Seattle >Tasha's Bistro Cafe
Stay at Home and Get a Cookbook. I have taken classes twice over the course of last year at Culinary Communion. First of all, it's in a pretty bad location on Beacon Hill in a slummy part of town so heading there at night can be a bit worrisome. At first, I thought what a good idea! But after taking his classes, i feel he is just in it for the money. I took both his Charcuterie Class and a Tuscan Italy Cooking Class - both of which he just handed off recipe cards to the class and said go make them. Gab really enjoys hearing himself talk and truly does love cooking, he just doesn't truly care about teaching it the right way. Both experiences the cooking portion always seemed to feel like a rush job from everyone participating. He talks to much, then we need to get the cooking done. Besides all of these complaints - the number one issue of why i would not go back to see Gab at Culinary Communion comes down to his Charcuterie Class. I took the one day Charcuterie Class for close to $200 a person - for those of you who don't know Charcuterie, Sausage Making, Salami, Salumi, Bacon. They all fall under Charcuterie. Most of the Charcuterie we made in the class we couldn't taste because it had to be cured and dry for 1 month or 2. So what does Gabriel do with the sausage that I paid for in the class - he sells it through his new "Swinery" business at local markets and directly out of his beacon hill location. This is just plain wrong!

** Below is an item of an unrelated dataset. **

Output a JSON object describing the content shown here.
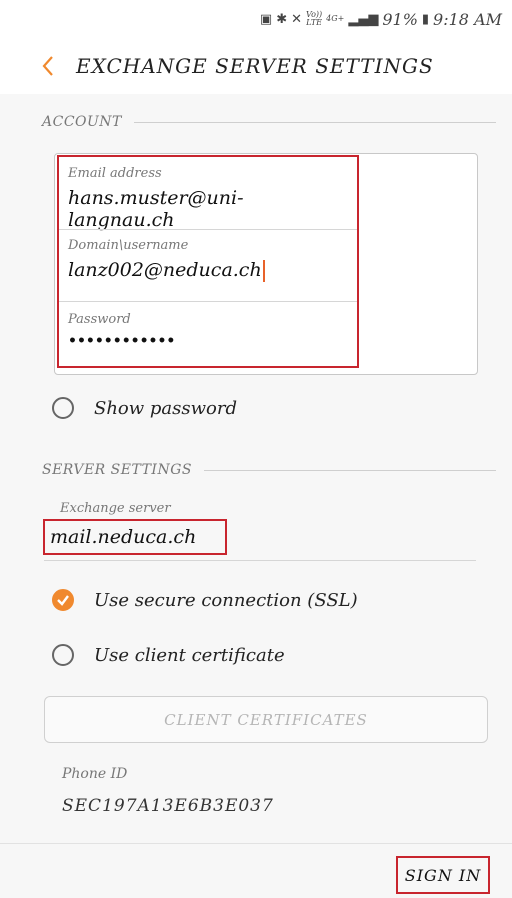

Classes for serious food geeks.
I am a pretty accomplished self-taught home cook, with little instruction from parents or grandparents. I have taken quite a few classes here, and overall each time has been educational and enjoyable. Gabriel Claycamp is an enthusiastic food geek, and loves to share his knowledge of which he has lots, both theoretical and empirical. He charismaticly engages on all levels, but never haughty, overbearing, or condescending.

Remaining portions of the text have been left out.